Enterprise customers fear that utility reporting will result in unexpectedly large bills, but he said CaaS has a built-in safety valve so that users stay on budget.
And customers like the automation of cloud and virtual environments but fear losing control of them, which Verizon has addressed by building many provisioning engines that give the customer control of their own subscription.
"Security and transparency are the themes that differentiate us from offerings like Amazon's EC2," Crawford said.
CaaS features some reassuring enterprise brand names.
Although the master of the stack is Verizon's own proprietary software, CaaS is comprised of recognizable enterprise products.

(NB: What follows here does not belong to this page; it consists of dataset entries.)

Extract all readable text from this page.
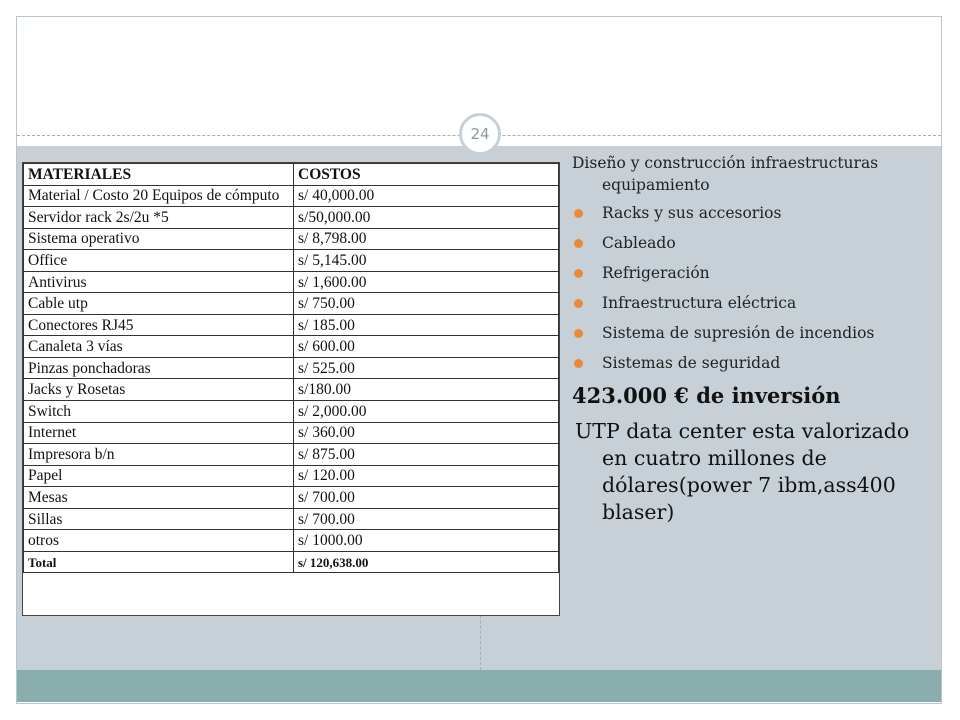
24
MATERIALES	COSTOS
Material / Costo 20 Equipos de cómputo	s/ 40,000.00
Servidor rack 2s/2u *5	s/50,000.00
Sistema operativo	s/ 8,798.00
Office	s/ 5,145.00
Antivirus	s/ 1,600.00
Cable utp	s/ 750.00
Conectores RJ45	s/ 185.00
Canaleta 3 vías	s/ 600.00
Pinzas ponchadoras	s/ 525.00
Jacks y Rosetas	s/180.00
Switch	s/ 2,000.00
Internet	s/ 360.00
Impresora b/n	s/ 875.00
Papel	s/ 120.00
Mesas	s/ 700.00
Sillas	s/ 700.00
otros	s/ 1000.00
Total	s/ 120,638.00

Diseño y construcción infraestructuras equipamiento

Racks y sus accesorios
Cableado
Refrigeración
Infraestructura eléctrica
Sistema de supresión de incendios
Sistemas de seguridad
423.000 € de inversión
UTP data center esta valorizado en cuatro millones de dólares(power 7 ibm,ass400 blaser)
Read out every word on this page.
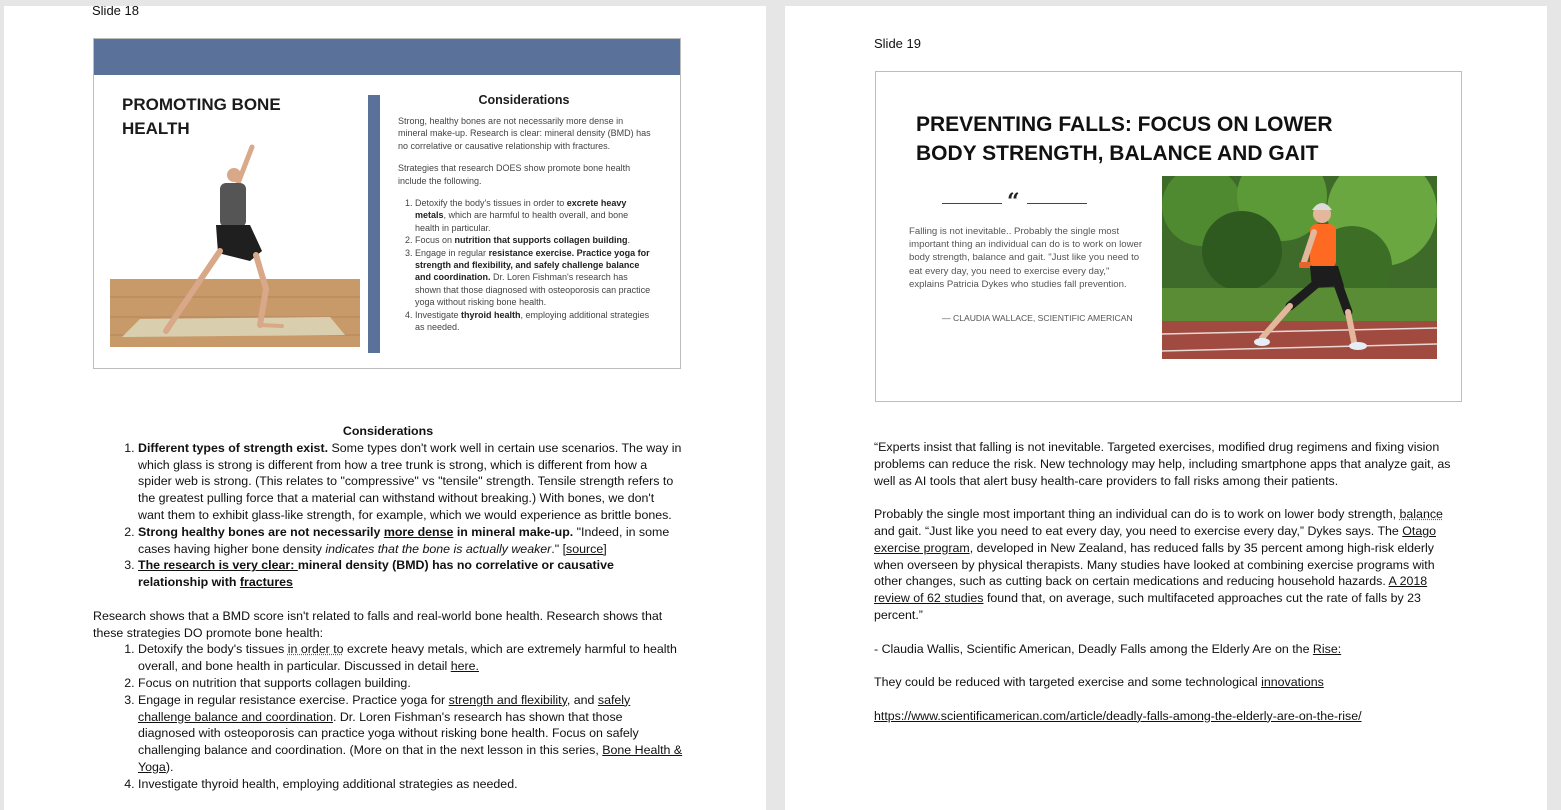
Slide 18
PROMOTING BONE
HEALTH
Considerations

Strong, healthy bones are not necessarily more dense in mineral make-up. Research is clear: mineral density (BMD) has no correlative or causative relationship with fractures.

Strategies that research DOES show promote bone health include the following.

1. Detoxify the body's tissues in order to excrete heavy metals, which are harmful to health overall, and bone health in particular.
2. Focus on nutrition that supports collagen building.
3. Engage in regular resistance exercise. Practice yoga for strength and flexibility, and safely challenge balance and coordination. Dr. Loren Fishman's research has shown that those diagnosed with osteoporosis can practice yoga without risking bone health.
4. Investigate thyroid health, employing additional strategies as needed.
Considerations
1. Different types of strength exist. Some types don't work well in certain use scenarios. The way in which glass is strong is different from how a tree trunk is strong, which is different from how a spider web is strong. (This relates to "compressive" vs "tensile" strength. Tensile strength refers to the greatest pulling force that a material can withstand without breaking.) With bones, we don't want them to exhibit glass-like strength, for example, which we would experience as brittle bones.
2. Strong healthy bones are not necessarily more dense in mineral make-up. "Indeed, in some cases having higher bone density indicates that the bone is actually weaker." [source]
3. The research is very clear: mineral density (BMD) has no correlative or causative relationship with fractures

Research shows that a BMD score isn't related to falls and real-world bone health. Research shows that these strategies DO promote bone health:

1. Detoxify the body's tissues in order to excrete heavy metals, which are extremely harmful to health overall, and bone health in particular. Discussed in detail here.
2. Focus on nutrition that supports collagen building.
3. Engage in regular resistance exercise. Practice yoga for strength and flexibility, and safely challenge balance and coordination. Dr. Loren Fishman's research has shown that those diagnosed with osteoporosis can practice yoga without risking bone health. Focus on safely challenging balance and coordination. (More on that in the next lesson in this series, Bone Health & Yoga).
4. Investigate thyroid health, employing additional strategies as needed.
Slide 19
PREVENTING FALLS: FOCUS ON LOWER
BODY STRENGTH, BALANCE AND GAIT
“
Falling is not inevitable.. Probably the single most important thing an individual can do is to work on lower body strength, balance and gait. "Just like you need to eat every day, you need to exercise every day," explains Patricia Dykes who studies fall prevention.
— CLAUDIA WALLACE, SCIENTIFIC AMERICAN

“Experts insist that falling is not inevitable. Targeted exercises, modified drug regimens and fixing vision problems can reduce the risk. New technology may help, including smartphone apps that analyze gait, as well as AI tools that alert busy health-care providers to fall risks among their patients.

Probably the single most important thing an individual can do is to work on lower body strength, balance and gait. “Just like you need to eat every day, you need to exercise every day,” Dykes says. The Otago exercise program, developed in New Zealand, has reduced falls by 35 percent among high-risk elderly when overseen by physical therapists. Many studies have looked at combining exercise programs with other changes, such as cutting back on certain medications and reducing household hazards. A 2018 review of 62 studies found that, on average, such multifaceted approaches cut the rate of falls by 23 percent.”

- Claudia Wallis, Scientific American, Deadly Falls among the Elderly Are on the Rise:

They could be reduced with targeted exercise and some technological innovations

https://www.scientificamerican.com/article/deadly-falls-among-the-elderly-are-on-the-rise/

Crawford said that CaaS uses HP Opsware and its Virtual Connect product to interact with the blade system.
It uses the HP Systems Insight Manager for the hardware management platform. "Insight would query the inventory, and tell Opsware to execute the application on a specific blade system," said Crawford.
CaaS uses VMware for virtualization and RedHat Linux and Microsoft Windows for the base operating system images.
Cisco delivers the firewall and load balancer in both physical and virtual environments. On the back end, storage is by 3Par.
Passwords are managed through RSA technology and can be delivered over the Internet or by physical tokens. Crawford was eager to point out that CaaS uses the highest level of security for passwords.
"When a customer creates a server farm, we generate a private key for the farm. We do not send user names and passwords through e-mail. They either get a private key from their laptop or key fob or they see the password in a secure encrypted browser window. This is the level of security our customers expect from providers like Verizon," he said.